Design of AMPs Targeting BamA as a Potential Target and Research on Their Antimicrobial Mechanisms
摘要
The emergence of antimicrobial drug-resistant pathogens poses a significant threat to human health, amidst the escalating risk of infectious diseases. BamA, a critical protein in bacterial outer membrane assembly and toxicity regulation, has emerged as a promising target for novel antimicrobial strategies. In this study, we designed two antimicrobial peptides (AMPs), namely LR-11 and DR-11, by targeting the BamA protein. The experimental results demonstrate that both LR-11 and DR-11 exhibit potent antibacterial activity across a broad spectrum of bacterial strains. LR-11 and DR-11 both exhibit a MIC of 4 µg/mL against Staphylococcus aureus. Notably, DR-11 also exhibited an MIC of 4 µg/mL against Pseudomonas aeruginosa, Enterococcus faecalis, and carbapenem-resistant Pseudomonas aeruginosa.
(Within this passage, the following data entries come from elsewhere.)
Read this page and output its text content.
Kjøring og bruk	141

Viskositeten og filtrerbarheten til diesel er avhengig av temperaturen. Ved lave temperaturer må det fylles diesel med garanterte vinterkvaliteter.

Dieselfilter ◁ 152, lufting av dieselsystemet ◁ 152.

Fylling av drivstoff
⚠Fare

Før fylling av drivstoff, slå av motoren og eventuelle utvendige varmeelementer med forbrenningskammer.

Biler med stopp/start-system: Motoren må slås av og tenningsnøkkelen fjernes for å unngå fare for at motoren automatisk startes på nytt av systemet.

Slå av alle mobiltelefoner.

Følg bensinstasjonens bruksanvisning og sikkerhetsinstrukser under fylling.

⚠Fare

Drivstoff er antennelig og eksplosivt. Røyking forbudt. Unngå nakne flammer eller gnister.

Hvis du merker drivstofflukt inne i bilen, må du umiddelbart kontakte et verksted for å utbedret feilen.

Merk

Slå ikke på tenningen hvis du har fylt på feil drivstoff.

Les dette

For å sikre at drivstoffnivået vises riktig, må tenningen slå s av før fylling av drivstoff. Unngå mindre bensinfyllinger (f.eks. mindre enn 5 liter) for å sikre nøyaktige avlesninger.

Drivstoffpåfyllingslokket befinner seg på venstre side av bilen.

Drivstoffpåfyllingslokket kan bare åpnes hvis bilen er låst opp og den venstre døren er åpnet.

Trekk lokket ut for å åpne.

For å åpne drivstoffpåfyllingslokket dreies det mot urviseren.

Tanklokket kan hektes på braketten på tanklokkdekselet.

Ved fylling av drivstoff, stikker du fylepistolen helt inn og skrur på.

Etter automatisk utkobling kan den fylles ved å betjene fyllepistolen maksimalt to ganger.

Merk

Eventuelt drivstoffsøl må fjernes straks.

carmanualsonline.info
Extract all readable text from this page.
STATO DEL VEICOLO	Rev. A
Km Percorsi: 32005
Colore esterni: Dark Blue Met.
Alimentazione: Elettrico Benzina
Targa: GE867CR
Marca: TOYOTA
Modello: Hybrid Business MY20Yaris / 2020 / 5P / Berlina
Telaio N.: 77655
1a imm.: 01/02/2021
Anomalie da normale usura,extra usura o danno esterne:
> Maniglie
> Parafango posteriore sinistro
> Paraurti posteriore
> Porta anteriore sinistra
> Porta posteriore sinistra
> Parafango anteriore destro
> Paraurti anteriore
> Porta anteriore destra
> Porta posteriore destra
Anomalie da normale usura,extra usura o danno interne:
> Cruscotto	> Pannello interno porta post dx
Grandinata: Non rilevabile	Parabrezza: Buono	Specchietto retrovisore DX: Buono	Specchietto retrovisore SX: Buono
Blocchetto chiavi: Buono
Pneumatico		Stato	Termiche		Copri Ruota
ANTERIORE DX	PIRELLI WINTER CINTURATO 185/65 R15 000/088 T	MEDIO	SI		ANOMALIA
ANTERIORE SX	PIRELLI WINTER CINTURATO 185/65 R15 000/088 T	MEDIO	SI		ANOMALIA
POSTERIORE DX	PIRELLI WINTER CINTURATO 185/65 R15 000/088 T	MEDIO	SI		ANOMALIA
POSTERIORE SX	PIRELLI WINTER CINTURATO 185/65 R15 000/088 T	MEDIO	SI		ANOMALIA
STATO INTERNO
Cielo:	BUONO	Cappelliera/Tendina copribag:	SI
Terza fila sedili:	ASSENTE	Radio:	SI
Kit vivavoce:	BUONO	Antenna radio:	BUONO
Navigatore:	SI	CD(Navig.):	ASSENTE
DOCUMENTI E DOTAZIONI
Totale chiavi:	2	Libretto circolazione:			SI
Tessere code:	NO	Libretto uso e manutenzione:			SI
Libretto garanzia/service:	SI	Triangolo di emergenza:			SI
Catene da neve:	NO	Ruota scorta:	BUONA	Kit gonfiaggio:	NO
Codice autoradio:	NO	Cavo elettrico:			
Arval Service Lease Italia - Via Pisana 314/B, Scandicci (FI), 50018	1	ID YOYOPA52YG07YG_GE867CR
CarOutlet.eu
Although both peptides demonstrated comparable antibacterial activity against Staphylococcus aureus, DR-11 displayed a broader antimicrobial spectrum against the aforementioned test strains. The inhibition rates of LR-11 and DR-11 against bacterial biofilms were 92.25% and 90.45%, respectively, highlighting their efficacy in combating bacterial biofilms. Surface plasmon resonance (SPR) analysis revealed binding affinity (KD value) between BamA and LR-11 and DR-11 was 5.428E−5M and 1.767E−5M, respectively, reaching micromolar levels. In silkworm disease models, LR-11 and DR-11 exhibited significant antibacterial activity against pathogenic Enterococcus species, markedly prolonging the survival of infected individuals. In a murine model of diabetic wound infection, DR-11 significantly accelerated wound healing through its antimicrobial action. Collectively, these findings demonstrate that LR-11 and DR-11 are broad-spectrum AMPs capable of inhibiting both susceptible and drug-resistant bacterial strains, highlighting their potential for wide-ranging applications in clinical medicine and agriculture.